Aluminium prices were also set for their third weekly gain in a row on a UK court ruling that halted a London Metal Exchange plan to release backlogged stocks of the metal, while copper continued to consolidate after recent 3-1/2 year lows.

Three-month nickel on the London Metal Exchange traded up 1.9 percent to $17,400 a tonne at the close, after earlier striking $17,495 a tonne, its highest since February 20 last year.

Nickel has rallied around 25 percent this year, and is on track for its biggest weekly gain since February 2013.

Prices for nickel ore, used as a substitute for refined nickel by stainless steel plants, have surged in China since the Indonesian ban on unprocessed minerals came into effect this January.

The surge has increased prospects that stainless steel mills will use refined nickel instead of the ore.

"Nickel ore stocks have gone up because those holding them are holding them in tighter hands, (so) stainless mills will at some stage start using refined nickel," said Fastmarkets head of research William Adams.

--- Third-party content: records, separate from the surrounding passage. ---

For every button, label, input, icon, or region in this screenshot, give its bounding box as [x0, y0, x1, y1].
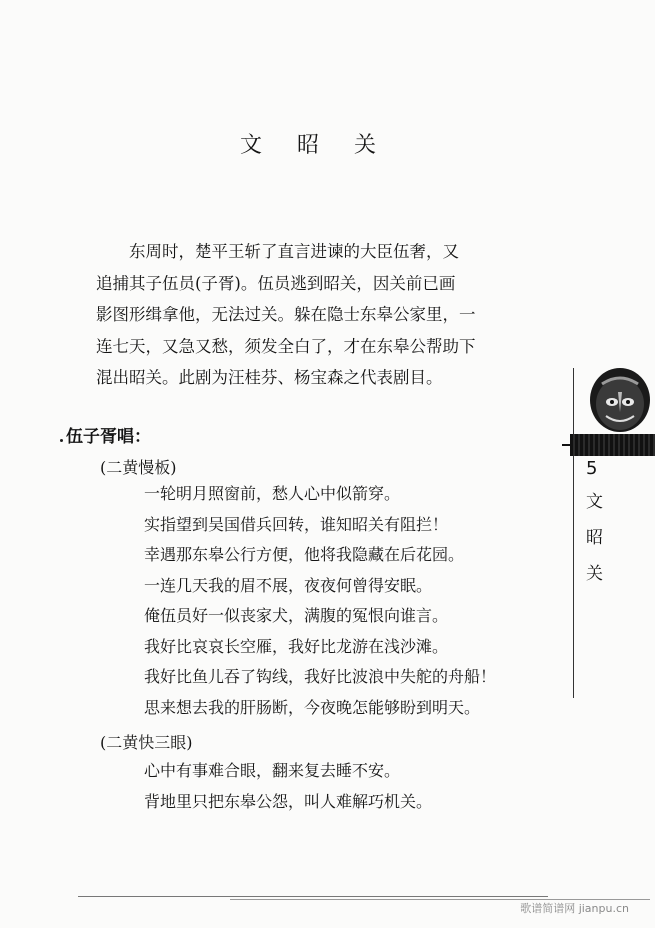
- verse-block: [144, 756, 544, 817]
- verse-line: 我好比哀哀长空雁，我好比龙游在浅沙滩。: [144, 636, 449, 656]
- page-number: 5: [586, 458, 598, 479]
- tempo-marking: (二黄快三眼): [100, 733, 193, 752]
- watermark: 歌谱简谱网 jianpu.cn: [520, 902, 629, 915]
- tempo-marking: (二黄慢板): [100, 458, 177, 477]
- intro-line: 追捕其子伍员(子胥)。伍员逃到昭关，因关前已画: [96, 273, 456, 293]
- margin-dot: [60, 439, 63, 442]
- verse-line: 思来想去我的肝肠断，今夜晚怎能够盼到明天。: [144, 697, 481, 717]
- intro-line: 东周时，楚平王斩了直言进谏的大臣伍奢，又: [129, 242, 459, 261]
- sidebar-title: [586, 484, 606, 592]
- bottom-rule: [78, 896, 548, 897]
- verse-line: 我好比鱼儿吞了钩线，我好比波浪中失舵的舟船！: [144, 667, 497, 686]
- sidebar-title-char: 关: [586, 564, 603, 584]
- sidebar-title-char: 昭: [586, 528, 603, 548]
- verse-block: [144, 479, 544, 723]
- chapter-tab: [570, 434, 655, 456]
- verse-line: 一连几天我的眉不展，夜夜何曾得安眠。: [144, 575, 433, 595]
- verse-line: 俺伍员好一似丧家犬，满腹的冤恨向谁言。: [144, 606, 449, 625]
- opera-mask-icon: [582, 364, 652, 434]
- page-title: 文 昭 关: [240, 133, 390, 158]
- intro-line: 影图形缉拿他，无法过关。躲在隐士东皋公家里，一: [96, 305, 476, 324]
- intro-line: 连七天，又急又愁，须发全白了，才在东皋公帮助下: [96, 336, 476, 356]
- sidebar-rule: [573, 368, 574, 698]
- sidebar-title-char: 文: [586, 492, 603, 512]
- verse-line: 背地里只把东皋公怨，叫人难解巧机关。: [144, 791, 433, 811]
- verse-line: 一轮明月照窗前，愁人心中似箭穿。: [144, 484, 401, 503]
- intro-line: 混出昭关。此剧为汪桂芬、杨宝森之代表剧目。: [96, 368, 443, 387]
- verse-line: 心中有事难合眼，翻来复去睡不安。: [144, 761, 401, 780]
- role-heading: 伍子胥唱：: [66, 427, 151, 447]
- intro-paragraph: [96, 236, 536, 394]
- verse-line: 幸遇那东皋公行方便，他将我隐藏在后花园。: [144, 545, 465, 564]
- verse-line: 实指望到吴国借兵回转，谁知昭关有阻拦！: [144, 514, 449, 534]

But he added: "Nickel is running ahead of itself. People are going to start looking for cheaper sources of nickel, be that LME stockpiles or nickel pig iron (made) using higher cost nickel ore from the Philippines."

Rallies in nickel helped some commodity funds to bounce in the first quarter from a 2013 loss.

In industry news, breakthroughs in the way BHP Billiton processes nickel ores could help the world's biggest miner find a buyer for its ailing Nickel West division in Australia.

In other metals, aluminium traded down 0.5 percent at $1,884 a tonne, after hitting its highest since October at $1,902.50 a tonne, with prices up around 4 percent for the year.

Persistently low prices for aluminium have forced production cuts this year just as global demand is finally beginning to perk up. But much of the world's surplus, built up after the financial crisis, is stuck in LME warehouses.

A UK court ruling in favour of aluminium giant Rusal dashed a LME plan to unblock its warehousing system that had been set to come into effect in April.

"The largest new dynamic in aluminium is Rusal's overplaying of the warehouse business, putting a lid on hopes of extra supply availability for the moment," said analyst Mark Keenan of Societe Generale in Singapore.

Copper closed up 0.2 percent to $6,670 a tonne. It is up nearly 6 percent since hitting a 3-1/2 year low of $6,321 a tonne in March.

"Copper got oversold recently but the rebound has been the least energetic. Copper (relative to other metals) is still trading the highest above its cost of production and we are moving into surplus," said Adams.

A weak copper price and tighter financing conditions are forcing mining companies to cut or stall spending on exploration to their lowest levels in four years as they focus instead on axing costs and reducing debt.

Lead closed at $2,100 a tonne, down 0.6 percent, tin ended 0.1 percent lower at $23,375, and zinc, untraded at the close, was bid at $2,025 a tonne, down 0.7 percent.